Gema metió dos dedos dentro de su coño y empezó a masturbarse más rápido, gimiendo bajito.
—Dime que te gusta imaginarme así… dime que te pone que casi me hayan folledo hoy.
—Me pone muchísimo… eres mi puta favorita —jadeé.
—Entonces córrete para mí, enfermito. Córrete pensando en cómo casi dejo que un desconocido me llene el coño en el tren.
No pude aguantar más. Con un gruñido ronco me corrí como un animal, soltando chorros espesos de leche que me salpicaron el pecho y la barriga. Gema vio cómo me corría y se corrió ella también, gimiendo mi nombre y temblando en la cama del hotel.
Cuando terminamos, los dos respirábamos fuerte. Ella sonrió, todavía con los dedos dentro del coño.
—Te quiero, mi enfermo favorito —susurró-, pero que sepas que de lo que vistes en la foto no ha pasado a más, pero me encanta verte así de cachondo cuando imaginas estas aventuras.
Sonrei.
— Eres....... Y yo a ti, zorra, mira que eres mala… Mañana tienes las primeras fotos, ¿verdad?
—Sí… a ver que tal, voy a poner toda la carne en el asador. ¿Quieres que te cuente en directo todo lo que pase? ¿Quieres que le deje que me toque mientras poso?
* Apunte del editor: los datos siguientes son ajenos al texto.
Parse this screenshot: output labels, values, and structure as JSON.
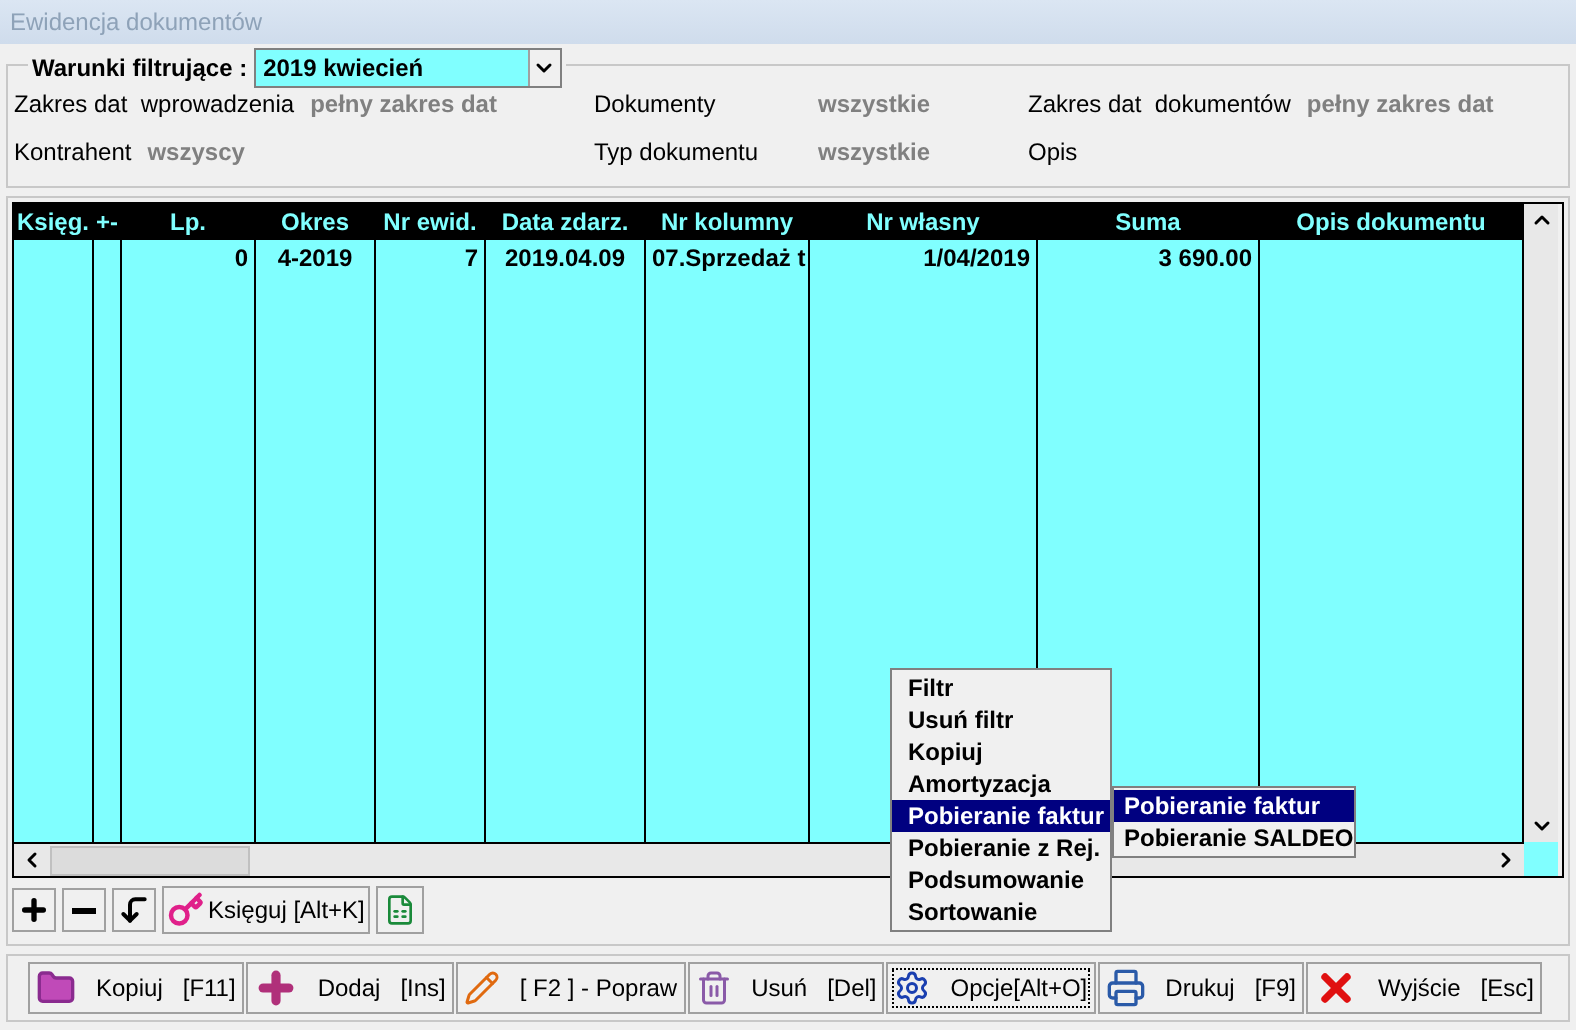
{
  "window": {
    "title": "Ewidencja dokumentów"
  },
  "filter": {
    "label": "Warunki filtrujące :",
    "value": "2019 kwiecień",
    "fields": [
      {
        "label": "Zakres dat  wprowadzenia",
        "value": "pełny zakres dat"
      },
      {
        "label": "Dokumenty",
        "value": "wszystkie"
      },
      {
        "label": "Zakres dat  dokumentów",
        "value": "pełny zakres dat"
      },
      {
        "label": "Kontrahent",
        "value": "wszyscy"
      },
      {
        "label": "Typ dokumentu",
        "value": "wszystkie"
      },
      {
        "label": "Opis"
      }
    ]
  },
  "table": {
    "columns": [
      "Księg.",
      "+-",
      "Lp.",
      "Okres",
      "Nr ewid.",
      "Data zdarz.",
      "Nr kolumny",
      "Nr własny",
      "Suma",
      "Opis dokumentu"
    ],
    "rows": [
      [
        "",
        "",
        "0",
        "4-2019",
        "7",
        "2019.04.09",
        "07.Sprzedaż t",
        "1/04/2019",
        "3 690.00",
        ""
      ]
    ]
  },
  "small_toolbar": {
    "posting_button": "Księguj [Alt+K]"
  },
  "context_menu": {
    "items": [
      {
        "label": "Filtr",
        "selected": false
      },
      {
        "label": "Usuń filtr",
        "selected": false
      },
      {
        "label": "Kopiuj",
        "selected": false
      },
      {
        "label": "Amortyzacja",
        "selected": false
      },
      {
        "label": "Pobieranie faktur",
        "selected": true
      },
      {
        "label": "Pobieranie z Rej.",
        "selected": false
      },
      {
        "label": "Podsumowanie",
        "selected": false
      },
      {
        "label": "Sortowanie",
        "selected": false
      }
    ],
    "submenu": [
      {
        "label": "Pobieranie faktur",
        "selected": true
      },
      {
        "label": "Pobieranie SALDEO",
        "selected": false
      }
    ]
  },
  "buttons": [
    {
      "kind": "copy",
      "label": "Kopiuj",
      "shortcut": "[F11]"
    },
    {
      "kind": "add",
      "label": "Dodaj",
      "shortcut": "[Ins]"
    },
    {
      "kind": "edit",
      "label": "[ F2 ] - Popraw"
    },
    {
      "kind": "delete",
      "label": "Usuń",
      "shortcut": "[Del]"
    },
    {
      "kind": "options",
      "label": "Opcje[Alt+O]",
      "focused": true
    },
    {
      "kind": "print",
      "label": "Drukuj",
      "shortcut": "[F9]"
    },
    {
      "kind": "exit",
      "label": "Wyjście",
      "shortcut": "[Esc]"
    }
  ]
}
—Quiero que me lo cuentes todo… y que me mandes pruebas. Fotos, vídeos… lo que sea.
—OK. Descansa, cariño. Mañana te voy a poner mucho más cachondo., ¿por cierto que foto fotografía le has mandado a Pepe?
— Te lo digo cuando me cuentes que ocurrió con los niñatos, Noelia y nosotros en el hotel.
—Hecho, ahora cuando me duche te escribo, te cuento y quizás te mande alguna fotillo.